The Lone Worker Landscape Report 2021: Addressing the Engagement Gap
Protecting lone workers has never been black and white.
With HSE lone working guidelines often open to interpretation, companies may often approach their duty of care in distinctly different ways.
We spoke to over 800 lone workers and HSE executives at nearly 500 organisations to find out what they really think about the lone worker safety and protections – and uncover where they agree and starkly disagree.
The Lone Worker Landscape Report examines, for the first time, the current lone worker safety landscape and the disparities between the perspectives of employers and the lone workers themselves with the hope that, through greater understanding, the levels of protection given to lone workers can be improved.
A third of employees believe their company puts financial targets above safety
One of the biggest disparities that the research revealed was how seriously the company takes lone worker safety. There is a discrepancy between the perception at management and board level – who perceive lone worker safety to be a priority – and the lone workers themselves, who feel that their safety is not as important to the company.
Perhaps unsurprisingly, nearly all companies (94%) give themselves a 10 out of 10 rating for how seriously they take the safety of lone workers, whereas just 45% of lone workers feel the same. Additionally, a third of employees (33%) feel other factors like deadlines and financial targets are considered to be more important than their safety.
Managers are over-estimating the effectiveness of lone worker safety communications and training
Those working at an executive level in health and safety have a good understanding of the regulations surrounding lone working, with over 90% stating that they have a good or very good understanding of their legal responsibilities.
However, despite the majority of companies (53%) holding safety training or briefing sessions for their staff, 61% of lone workers do not feel they have a good understanding of lone working safety regulations, suggesting that the messages employers are issuing around regulations are not getting through.
Similarly, employees also have a poor understanding of who is to blame if there is an incident involving a lone worker; just 51% of employees know that it is the company that has ultimate responsibility for their safety. Our research consistently indicates that there is a tendency for companies to overestimate the effectiveness of their communication and training efforts, as well as their employees’ understanding of health and safety matters.
Lone worker incidents are being significantly under-reported
Our research suggests that the number of incidents involving lone workers is likely to be far higher than reported.
Only around a third (36%) of lone workers have expressed their safety concerns to their employer. However, HSE executives seem unaware, with nearly all (92%) believing that their lone workers are speaking to them regularly about any incidents and concerns. This underreporting is a major concern, which can lead to complacency by employers and an under-estimate of the real level of risk faced by staff on a daily basis.
Currently, many organisations are putting extra safety measures in place after an incident.
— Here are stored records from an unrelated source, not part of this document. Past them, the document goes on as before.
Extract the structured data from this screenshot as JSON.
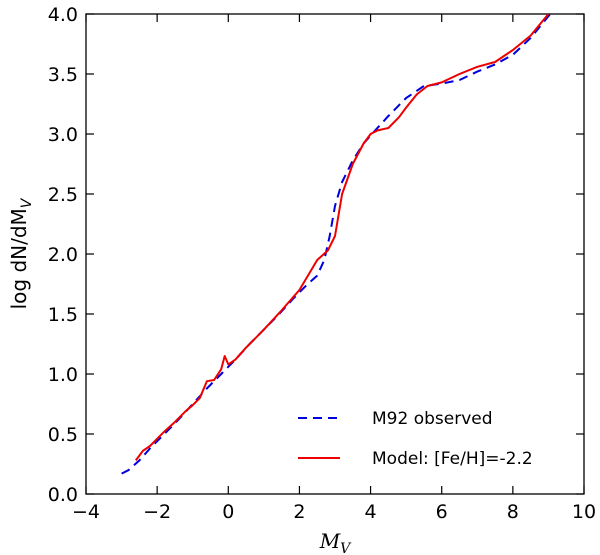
{
  "chart_data": {
    "type": "line",
    "title": "",
    "xlabel": "M_V",
    "ylabel_prefix": "log dN/dM",
    "ylabel_sub": "V",
    "xlabel_main": "M",
    "xlabel_sub": "V",
    "xlim": [
      -4,
      10
    ],
    "ylim": [
      0.0,
      4.0
    ],
    "xticks": [
      "−4",
      "−2",
      "0",
      "2",
      "4",
      "6",
      "8",
      "10"
    ],
    "xtick_values": [
      -4,
      -2,
      0,
      2,
      4,
      6,
      8,
      10
    ],
    "yticks": [
      "0.0",
      "0.5",
      "1.0",
      "1.5",
      "2.0",
      "2.5",
      "3.0",
      "3.5",
      "4.0"
    ],
    "ytick_values": [
      0.0,
      0.5,
      1.0,
      1.5,
      2.0,
      2.5,
      3.0,
      3.5,
      4.0
    ],
    "legend_position": "lower-right",
    "series": [
      {
        "name": "M92 observed",
        "style": "dashed",
        "color": "#0000dd",
        "x": [
          -3.0,
          -2.8,
          -2.5,
          -2.2,
          -1.8,
          -1.4,
          -1.0,
          -0.6,
          -0.2,
          0.2,
          0.6,
          1.0,
          1.4,
          1.8,
          2.2,
          2.5,
          2.7,
          2.85,
          3.0,
          3.2,
          3.5,
          3.8,
          4.1,
          4.5,
          5.0,
          5.5,
          6.0,
          6.5,
          7.0,
          7.5,
          8.0,
          8.5,
          9.05
        ],
        "y": [
          0.17,
          0.2,
          0.28,
          0.38,
          0.5,
          0.62,
          0.75,
          0.88,
          1.0,
          1.12,
          1.25,
          1.37,
          1.49,
          1.62,
          1.74,
          1.82,
          1.95,
          2.15,
          2.4,
          2.6,
          2.78,
          2.92,
          3.02,
          3.15,
          3.3,
          3.4,
          3.42,
          3.45,
          3.52,
          3.58,
          3.66,
          3.8,
          4.0
        ]
      },
      {
        "name": "Model: [Fe/H]=-2.2",
        "style": "solid",
        "color": "#ee0000",
        "x": [
          -2.6,
          -2.4,
          -2.2,
          -2.0,
          -1.8,
          -1.5,
          -1.2,
          -1.0,
          -0.8,
          -0.6,
          -0.4,
          -0.2,
          -0.1,
          0.0,
          0.2,
          0.5,
          1.0,
          1.5,
          2.0,
          2.3,
          2.5,
          2.8,
          3.0,
          3.2,
          3.5,
          3.8,
          4.0,
          4.2,
          4.5,
          4.8,
          5.0,
          5.3,
          5.6,
          6.0,
          6.5,
          7.0,
          7.5,
          8.0,
          8.5,
          9.0
        ],
        "y": [
          0.28,
          0.36,
          0.4,
          0.46,
          0.52,
          0.6,
          0.69,
          0.74,
          0.8,
          0.94,
          0.95,
          1.04,
          1.15,
          1.08,
          1.12,
          1.22,
          1.37,
          1.53,
          1.7,
          1.85,
          1.95,
          2.03,
          2.15,
          2.5,
          2.75,
          2.92,
          3.0,
          3.03,
          3.05,
          3.14,
          3.22,
          3.33,
          3.4,
          3.43,
          3.5,
          3.56,
          3.6,
          3.7,
          3.82,
          4.0
        ]
      }
    ]
  }
}
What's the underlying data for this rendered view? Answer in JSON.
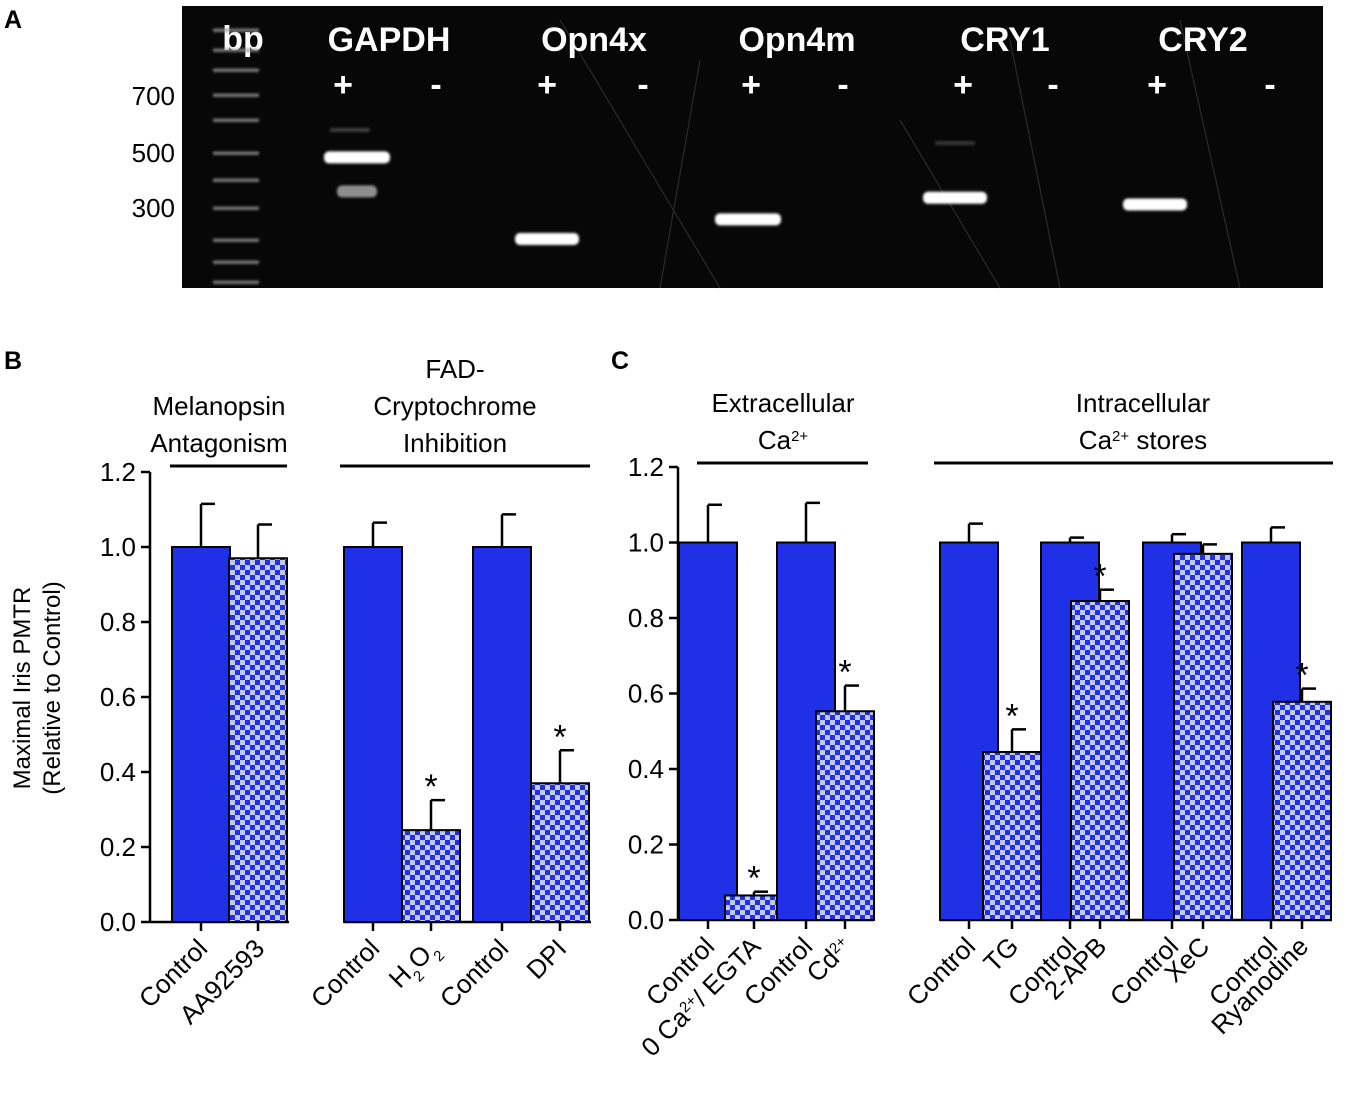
{
  "panelA": {
    "panel_label": "A",
    "ladder_header": "bp",
    "size_labels": [
      "700",
      "500",
      "300"
    ],
    "size_values": [
      700,
      500,
      300
    ],
    "lanes": [
      {
        "gene": "GAPDH",
        "plus": "+",
        "minus": "-",
        "bands": [
          480,
          350
        ]
      },
      {
        "gene": "Opn4x",
        "plus": "+",
        "minus": "-",
        "bands": [
          225
        ]
      },
      {
        "gene": "Opn4m",
        "plus": "+",
        "minus": "-",
        "bands": [
          270
        ]
      },
      {
        "gene": "CRY1",
        "plus": "+",
        "minus": "-",
        "bands": [
          330
        ]
      },
      {
        "gene": "CRY2",
        "plus": "+",
        "minus": "-",
        "bands": [
          310
        ]
      }
    ]
  },
  "chart_data": [
    {
      "type": "bar",
      "panel": "B",
      "panel_label": "B",
      "ylabel": [
        "Maximal Iris PMTR",
        "(Relative to Control)"
      ],
      "ylim": [
        0,
        1.2
      ],
      "yticks": [
        0.0,
        0.2,
        0.4,
        0.6,
        0.8,
        1.0,
        1.2
      ],
      "ytick_labels": [
        "0.0",
        "0.2",
        "0.4",
        "0.6",
        "0.8",
        "1.0",
        "1.2"
      ],
      "groups": [
        {
          "title": [
            "Melanopsin",
            "Antagonism"
          ],
          "categories": [
            "Control",
            "AA92593"
          ]
        },
        {
          "title": [
            "FAD-",
            "Cryptochrome",
            "Inhibition"
          ],
          "categories": [
            "Control",
            "H2O2",
            "Control",
            "DPI"
          ]
        }
      ],
      "bars": [
        {
          "label": "Control",
          "value": 1.0,
          "error": 0.115,
          "pattern": "solid",
          "sig": ""
        },
        {
          "label": "AA92593",
          "value": 0.97,
          "error": 0.09,
          "pattern": "checker",
          "sig": ""
        },
        {
          "label": "Control",
          "value": 1.0,
          "error": 0.065,
          "pattern": "solid",
          "sig": ""
        },
        {
          "label": "H2O2",
          "value": 0.245,
          "error": 0.08,
          "pattern": "checker",
          "sig": "*"
        },
        {
          "label": "Control",
          "value": 1.0,
          "error": 0.087,
          "pattern": "solid",
          "sig": ""
        },
        {
          "label": "DPI",
          "value": 0.37,
          "error": 0.088,
          "pattern": "checker",
          "sig": "*"
        }
      ]
    },
    {
      "type": "bar",
      "panel": "C",
      "panel_label": "C",
      "ylim": [
        0,
        1.2
      ],
      "yticks": [
        0.0,
        0.2,
        0.4,
        0.6,
        0.8,
        1.0,
        1.2
      ],
      "ytick_labels": [
        "0.0",
        "0.2",
        "0.4",
        "0.6",
        "0.8",
        "1.0",
        "1.2"
      ],
      "groups": [
        {
          "title": [
            "Extracellular",
            "Ca2+"
          ],
          "categories": [
            "Control",
            "0 Ca2+/ EGTA",
            "Control",
            "Cd2+"
          ]
        },
        {
          "title": [
            "Intracellular",
            "Ca2+ stores"
          ],
          "categories": [
            "Control",
            "TG",
            "Control",
            "2-APB",
            "Control",
            "XeC",
            "Control",
            "Ryanodine"
          ]
        }
      ],
      "bars": [
        {
          "label": "Control",
          "value": 1.0,
          "error": 0.1,
          "pattern": "solid",
          "sig": ""
        },
        {
          "label": "0 Ca2+/ EGTA",
          "value": 0.065,
          "error": 0.01,
          "pattern": "checker",
          "sig": "*"
        },
        {
          "label": "Control",
          "value": 1.0,
          "error": 0.105,
          "pattern": "solid",
          "sig": ""
        },
        {
          "label": "Cd2+",
          "value": 0.553,
          "error": 0.068,
          "pattern": "checker",
          "sig": "*"
        },
        {
          "label": "Control",
          "value": 1.0,
          "error": 0.05,
          "pattern": "solid",
          "sig": ""
        },
        {
          "label": "TG",
          "value": 0.445,
          "error": 0.06,
          "pattern": "checker",
          "sig": "*"
        },
        {
          "label": "Control",
          "value": 1.0,
          "error": 0.013,
          "pattern": "solid",
          "sig": ""
        },
        {
          "label": "2-APB",
          "value": 0.845,
          "error": 0.03,
          "pattern": "checker",
          "sig": "*"
        },
        {
          "label": "Control",
          "value": 1.0,
          "error": 0.022,
          "pattern": "solid",
          "sig": ""
        },
        {
          "label": "XeC",
          "value": 0.97,
          "error": 0.025,
          "pattern": "checker",
          "sig": ""
        },
        {
          "label": "Control",
          "value": 1.0,
          "error": 0.04,
          "pattern": "solid",
          "sig": ""
        },
        {
          "label": "Ryanodine",
          "value": 0.578,
          "error": 0.035,
          "pattern": "checker",
          "sig": "*"
        }
      ]
    }
  ],
  "colors": {
    "bar_blue": "#1f30e6",
    "checker_light": "#c2c8ee",
    "gel_background": "#070707",
    "band": "#ffffff"
  }
}
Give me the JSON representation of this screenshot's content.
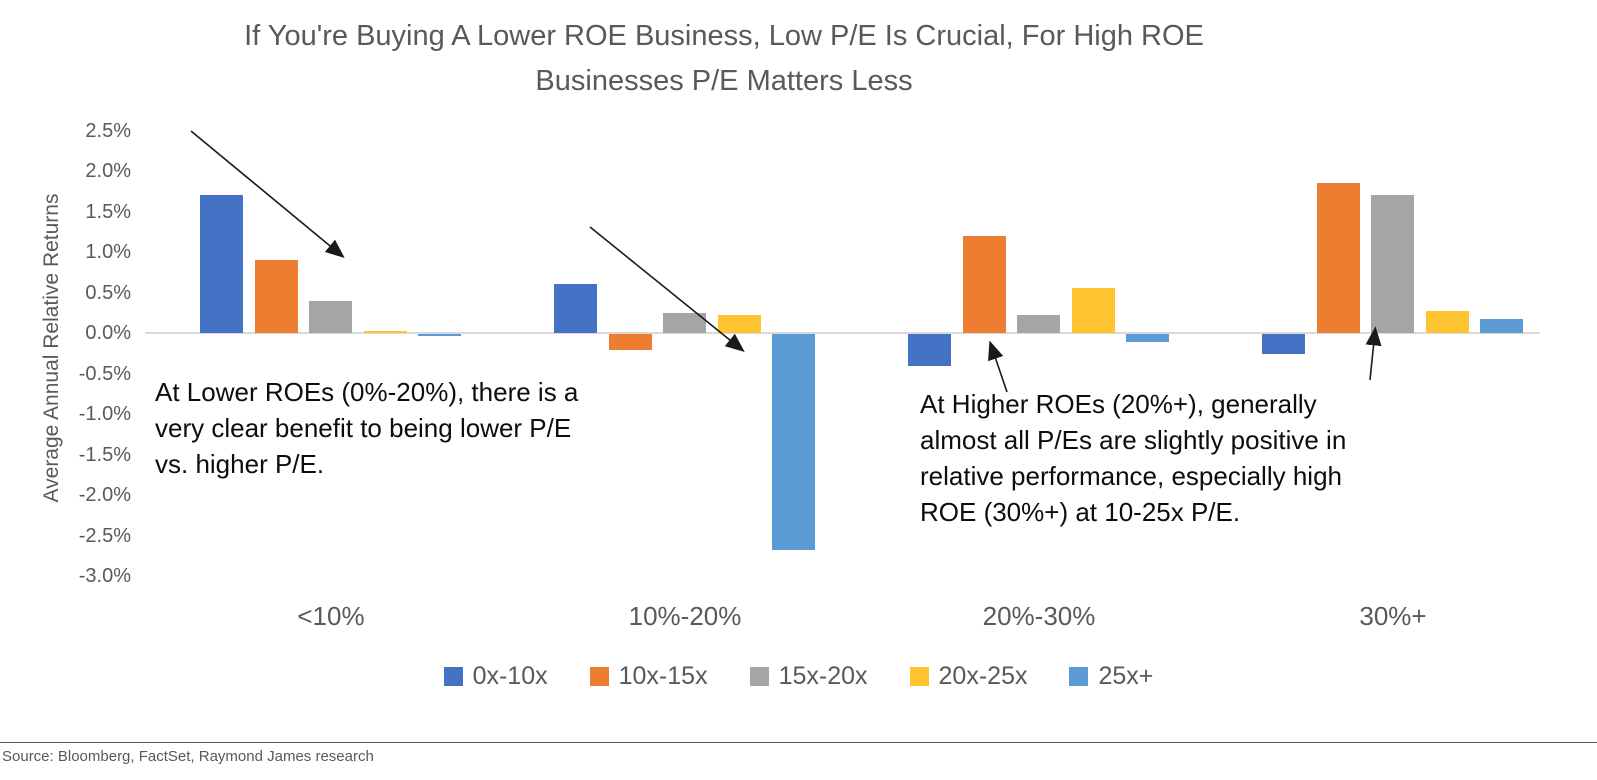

The high prevalence of lone worker incidents across all industries in the past three years – which are also likely to be significantly under-reported – clearly highlights the need for robust safety measures to be in place in all organisations before an incident occurs. This is especially important as many lone workers are also likely to be under-estimating the risks they face.
How to address the engagement gap
It’s understandable that Health and Safety Executives think that they are getting it right when it comes to lone worker safety; the majority of companies are implementing a range of procedures, policies and safety measures designed to keep staff safe.
However, there are significant disparities between the views of those at a management level versus those of the lone workers themselves, with a real need for improved communication, particularly around risks, incident reporting and procedures.
In light of the findings in this report, it is clear that organisations should undertake a review of their current lone worker safety measures, communications and training to assess their effectiveness from both an organisational and lone worker point of view, as research shows this may differ considerably.